Увы! Отсрочка, похоже, будет недолгой. Это и есть мой второй сюрприз. Я знаю, что ты ждешь его с самого начала письма, но я был вынужден продвигаться медленно, описывая тебе события в том порядке, в каком они происходили. Будь спокоен, впереди тебя ждет рассказ о пожаре! Но сначала я изложу свой разговор с Нуреем. Это важно, потому что его мнение о событиях совпадает с моим. Я встретился с Нуреем в Сен — Пьере, где он покупал пленку для своего «Кодака». Он сказал мне:
— Мсье Робьон, я изменил свои планы. Я буду писать роман о Бюжее.
И потащил меня к пляжу. Вкратце расскажу тебе, что он мне говорил. Во — первых, он уже не винил во всем Мишеля; Нурей решил, что провоцирует всякие неприятности в замке не кто иной, как сам Ролан Шальмон. Пережив в день смерти отца сильнейшее потрясение, этот человек занял по отношению к окружающему миру оборонительную позицию. Он, словно аккумулятор, заряжен загадочной силой, которая и повинна во всех таинственных событиях.
— Дальше будет еще хуже, — продолжал Нурей. — Я почти уверен, что все это началось задолго до нашего приезда, но, вероятно, не было так ярко выражено. А потом понаехали постояльцы, они нарушили покой Ролана, и в нем стала копиться ненависть. Уверен, впереди нас ждет нечто ужасное, и я хочу быть рядом. Это невероятно увлекательно!
Ненависть? У этого одинокого старика, который был так добр со мной? Что за глупости!
— Я не сомневаюсь, что…
Нурей не дал мне договорить.
— Впрочем, скоро все прояснится. Мсье Рауль только что, после длинного предисловия, сообщил мне, что был вынужден уволить кастеляншу, официанта и даже беднягу Мишеля: платить им нечем. Кажется, он очень расстроен. Через месяц начинается туристский сезон, а он не может выпутаться из своих трудностей. Я пробуду здесь еще несколько дней, затем подыщу другую гостиницу; надеюсь, за это время тут что — то произойдет.

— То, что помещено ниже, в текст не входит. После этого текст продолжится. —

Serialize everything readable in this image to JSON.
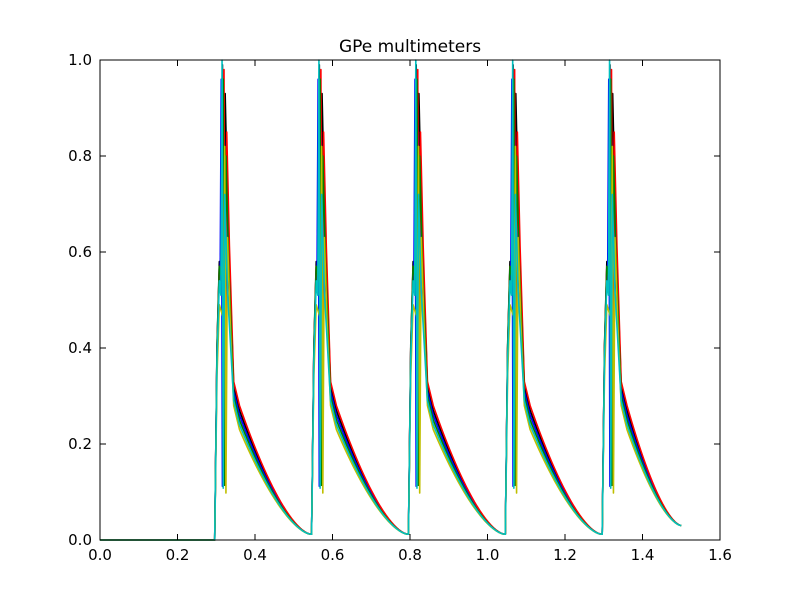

Мы долго еще гуляли по великолепному пляжу, который тянется далеко — далеко, в голубую бесконечность. Остальное я расскажу тебе после ужина. У меня уже рука устала, а мне еще писать и писать. Сейчас меня ждет совсем непривлекательный ужин: холодные закуски и холодные же блюда на второе. Причем мы перешли на самообслуживание. В общем, полный упадок.
До скорого!»
6
«Привет! Это снова я!
Ужин, вопреки ожиданиям, оказался отменным. Мидии, креветки, крабы, и все это прекрасного качества. Плюс великолепное мясо! Особенно баранина. Не подумай, что я тебя просто дразню: все это очень важно… Затем мы все собрались в гостиной: Рауль, кузен Дюрбан, папа и я. Рауль пил кофе; бедняга, он выглядел ужасно. Дюрбан заказал анисовку, а мы с папой — чай с вербеной. Все было спокойно.
— Напрасно я тебя побеспокоил, — сказал Рауль папе.
15
Зуав — боец легкой пехоты во французской армии ХIХ — ХХ веков. Большей частью это были арабы из Северной Африки.